To illustrate this, assume CAB Transport indeed failed to make the required “investigations and inquiries” with respect to Boecken’s motor vehicle record and driver’s safety performance history, in violation of 49 C.F.R. § 391.23. Further assume for argument’s sake that this action, viewed objectively from CAB Transport’s standpoint at the time, “involved an extreme degree of risk,” satisfying the objective element of gross negligence. TEX. CIV. PRAC. & REM. CODE § 41.011. That alone is still insufficient to satisfy the subjective element of gross negligence. Plaintiff points to no facts in the record suggesting that CAB Transport had actual, subjective awareness of any risk this violation posed; there is no evidence that Boecken’s work or safety performance history was problematic, much less that CAB Transport knew about it but hired him with conscious indifference to the risk posed.
The same goes for other FMCSR violations Plaintiff alleges CAB Transport committed. Even if CAB Transport failed to conduct yearly driving record checks, to ensure Boecken’s medical certification was on file, to conduct required controlled substance testing, or to maintain a proper driver qualification file—and even if these actions all involved an objectively extreme degree of risk—Plaintiff fails to point to any facts showing CAB Transport was subjectively aware of such a risk. There is no evidence that CAB Transport actually, subjectively knew that Boecken had any problems in his driving record, with controlled substances, or with his medical certification. Indeed, there is no evidence that Boecken had any such issues in the first place for CAB Transport to be aware of. “[A]ctual, subjective awareness of the risk involved” is required to satisfy the subjective element of gross negligence under Texas law. TEX. CIV. PRAC. & REM. CODE § 41.011. Plaintiff fails to raise any genuine fact issue on such actual, subjective knowledge by CAB Transport. Therefore, Defendants are entitled to judgment as a matter of law on Plaintiff’s claim of gross negligence against CAB Transport. See Rutherford, 2015 WL 12571379, at *5 (granting summary judgment to employer on gross negligence claim where “even if an extreme risk had been shown, Plaintiffs have presented no evidence, direct or circumstantial, that [the employer] subjectively knew about the risk but did not care when it hired [the driver].”).

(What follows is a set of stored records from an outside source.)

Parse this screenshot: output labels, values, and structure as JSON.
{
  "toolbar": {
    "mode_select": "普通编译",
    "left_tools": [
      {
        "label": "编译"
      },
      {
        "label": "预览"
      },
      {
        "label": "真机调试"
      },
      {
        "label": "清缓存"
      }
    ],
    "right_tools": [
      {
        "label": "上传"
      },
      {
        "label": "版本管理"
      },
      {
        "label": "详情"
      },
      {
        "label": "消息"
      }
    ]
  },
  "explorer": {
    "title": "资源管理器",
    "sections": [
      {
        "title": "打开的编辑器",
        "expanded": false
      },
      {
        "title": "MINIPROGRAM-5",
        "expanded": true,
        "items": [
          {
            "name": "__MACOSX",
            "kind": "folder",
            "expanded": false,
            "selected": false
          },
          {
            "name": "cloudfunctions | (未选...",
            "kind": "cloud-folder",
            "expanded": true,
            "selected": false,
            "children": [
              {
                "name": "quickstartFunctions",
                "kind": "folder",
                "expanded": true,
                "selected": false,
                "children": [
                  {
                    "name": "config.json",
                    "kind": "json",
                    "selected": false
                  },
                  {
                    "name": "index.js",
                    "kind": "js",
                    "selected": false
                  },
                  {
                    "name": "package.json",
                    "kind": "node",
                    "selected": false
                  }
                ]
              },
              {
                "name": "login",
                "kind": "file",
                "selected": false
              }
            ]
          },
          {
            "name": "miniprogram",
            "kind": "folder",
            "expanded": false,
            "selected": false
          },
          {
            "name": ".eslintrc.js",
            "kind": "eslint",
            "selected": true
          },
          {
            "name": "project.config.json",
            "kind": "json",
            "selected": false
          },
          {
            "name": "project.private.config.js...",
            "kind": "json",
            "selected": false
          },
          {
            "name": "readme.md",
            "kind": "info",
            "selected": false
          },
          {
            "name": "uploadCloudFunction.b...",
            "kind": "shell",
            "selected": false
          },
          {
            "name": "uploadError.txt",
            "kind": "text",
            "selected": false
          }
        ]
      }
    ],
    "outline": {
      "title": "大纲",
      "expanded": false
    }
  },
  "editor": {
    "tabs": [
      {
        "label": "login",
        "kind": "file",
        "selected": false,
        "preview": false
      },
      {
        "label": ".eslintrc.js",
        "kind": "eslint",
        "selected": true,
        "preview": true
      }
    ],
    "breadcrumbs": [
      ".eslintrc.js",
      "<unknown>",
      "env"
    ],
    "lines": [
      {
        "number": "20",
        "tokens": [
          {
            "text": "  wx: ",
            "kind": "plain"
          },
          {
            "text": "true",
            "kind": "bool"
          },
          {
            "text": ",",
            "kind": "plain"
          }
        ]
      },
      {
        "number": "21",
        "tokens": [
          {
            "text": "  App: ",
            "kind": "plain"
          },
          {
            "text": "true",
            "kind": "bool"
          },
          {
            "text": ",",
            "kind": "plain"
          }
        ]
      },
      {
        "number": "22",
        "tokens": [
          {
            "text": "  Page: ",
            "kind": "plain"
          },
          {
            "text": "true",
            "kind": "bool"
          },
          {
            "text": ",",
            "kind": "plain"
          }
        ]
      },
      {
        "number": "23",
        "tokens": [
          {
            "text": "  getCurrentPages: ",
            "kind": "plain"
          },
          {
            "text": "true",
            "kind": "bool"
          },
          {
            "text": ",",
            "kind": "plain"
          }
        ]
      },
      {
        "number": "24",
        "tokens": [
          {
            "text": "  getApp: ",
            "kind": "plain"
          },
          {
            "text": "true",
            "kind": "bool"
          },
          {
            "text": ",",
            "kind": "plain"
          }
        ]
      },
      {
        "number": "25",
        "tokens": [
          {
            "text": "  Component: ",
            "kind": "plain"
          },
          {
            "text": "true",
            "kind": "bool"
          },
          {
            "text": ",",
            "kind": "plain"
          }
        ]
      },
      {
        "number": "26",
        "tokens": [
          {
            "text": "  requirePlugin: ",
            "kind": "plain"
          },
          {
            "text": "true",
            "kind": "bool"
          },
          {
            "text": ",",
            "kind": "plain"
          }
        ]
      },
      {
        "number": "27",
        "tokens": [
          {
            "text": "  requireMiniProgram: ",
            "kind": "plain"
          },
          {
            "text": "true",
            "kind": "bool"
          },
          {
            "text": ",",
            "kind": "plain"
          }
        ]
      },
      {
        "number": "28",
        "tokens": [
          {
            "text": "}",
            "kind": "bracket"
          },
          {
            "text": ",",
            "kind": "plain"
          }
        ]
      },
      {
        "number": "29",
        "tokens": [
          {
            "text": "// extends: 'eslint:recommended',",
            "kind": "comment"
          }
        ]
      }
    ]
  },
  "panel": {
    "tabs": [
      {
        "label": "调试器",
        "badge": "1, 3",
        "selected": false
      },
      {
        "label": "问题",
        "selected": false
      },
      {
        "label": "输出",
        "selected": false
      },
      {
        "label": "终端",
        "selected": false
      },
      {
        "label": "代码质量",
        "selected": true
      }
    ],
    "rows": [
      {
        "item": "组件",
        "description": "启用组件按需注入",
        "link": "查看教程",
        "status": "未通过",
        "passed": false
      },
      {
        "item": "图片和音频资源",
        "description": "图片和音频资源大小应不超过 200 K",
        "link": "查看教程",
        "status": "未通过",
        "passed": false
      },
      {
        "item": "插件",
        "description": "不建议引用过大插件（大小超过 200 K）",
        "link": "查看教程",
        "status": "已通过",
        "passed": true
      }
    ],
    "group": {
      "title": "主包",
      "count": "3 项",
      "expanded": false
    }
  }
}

For the reasons stated herein, Defendants’ Motion for Summary Judgment (ECF No. 53) is GRANTED IN PART and DENIED IN PART. Plaintiff’s claims against Defendant CAB Transport for negligent maintenance and inspection, negligent hiring, and gross negligence are dismissed with prejudice. All other claims against Defendants survive.
It is so ORDERED.
 In addition to other citations to record evidence, Plaintiff cites to the expert testimony of Kerry Nelson, who opined that Boecken’s actions show he consciously disregarded the safety of the public. Pl.’s Resp. 5. The Court has already granted Defendants’ motion to limit Nelson’s testimony as to Boecken’s actions and omissions and opinions on gross negligence that are framed as legal conclusions. ECF No. 73 at 16-20. Accordingly, the Court did not rely on this evidence in determining the present summary judgment motion.